Church and steps of Trinita' dei Monti, about 1856.




The slopes of Trinità dei Monti was a subject particularly dear to the early photographers active in Rome and related to the artistic climate that characterized the international and Greek Cafe to Via dei Condotti from which you enjoyed the view portrayed here; images of this type indicate a clear derivation from the pictorial art of viewing photographs of the first. At the kiosk right in the photograph that appears, you notice some blurry prints, known as "ghost photo": ephemeral traces left by people on the negative too quickly entered the field of photography in order to remain imprinted on the negative given the significant length of exposure times (20 minutes and more). The photo archive comunal still 13 prints made by various photographers identified and dated between 1853 and ‘56, joined together by the peculiarity of causing all publicetur pontifical.
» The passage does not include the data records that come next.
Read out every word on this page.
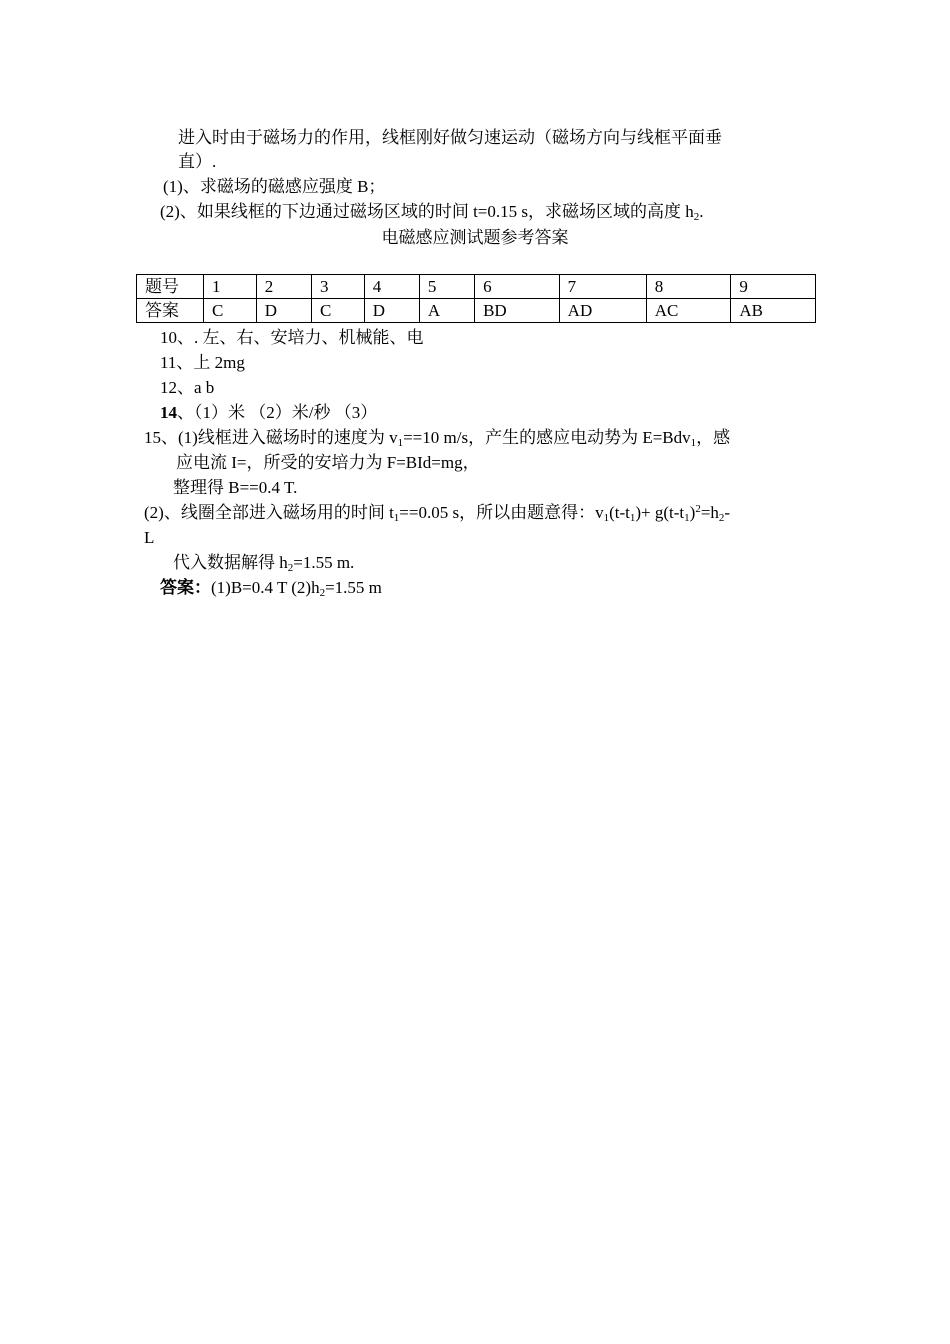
进入时由于磁场力的作用，线框刚好做匀速运动（磁场方向与线框平面垂
直）.
(1)、求磁场的磁感应强度 B；
(2)、如果线框的下边通过磁场区域的时间 t=0.15 s，求磁场区域的高度 $h_2$.
电磁感应测试题参考答案
题号	1	2	3	4	5	6	7	8	9
答案	C	D	C	D	A	BD	AD	AC	AB
10、. 左、右、安培力、机械能、电
11、上 2mg
12、a b
14、（1）米 （2）米/秒 （3）
15、(1)线框进入磁场时的速度为 $v_1==10$ m/s，产生的感应电动势为 E=Bdv$_1$，感
应电流 I=，所受的安培力为 F=BId=mg，
整理得 B==0.4 T.
(2)、线圈全部进入磁场用的时间 $t_1==0.05$ s，所以由题意得：$v_1(t-t_1)+ g(t-t_1)^2=h_2-$
L
代入数据解得 $h_2=1.55$ m.
答案：(1)B=0.4 T $(2)h_2=1.55$ m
The square is one of the most characteristic and offers a splendid panorama of the center of Rome. Dominated by the facade of the church of “Trinità dei Monti”, built in 1502 and consecrated in 1587 by Pope Sisto V, who made a key point of his ambitious development plan, became the starting point of via Felice, then via Sistina, straight that led pilgrims the basilica of Santa Maria Maggiore. At the center of the square is the obelisk, a point of convergence of several roads. Roman imitation of the Egyptian obelisks, dating back to imperial gardens Sallustiani comes from, but was placed here as an element of connection between the church and the stairway. The hieroglyphs were carved in Rome by imitating those of the obelisk of “Piazza del Popolo”.


Corner formed by the convergence of via Sistina and via Gregoriana is Palace Zuccari, designed by Federico Zuccari and known by the nickname “House of Monsters” because the windows on the sides are shaped mouth of monsters. Lived the queen of Poland Maria Sobiesky. Downstage the church is the monumental stairway of Trinità dei Monti designed in 1726 by Francesco De Sanctis and built entirely in “travertine”. Choosing as reference and inspiration for the number three, in honor of Trinity church, De Sanctis creates a series of ramps divided into three parts which unite and then converge immediately in two directions in alternating convex and concave walls, steps and to plans break. Since 1951 the period from April to May is held a major exhibition of azaleas that give the stairs a particular fascination.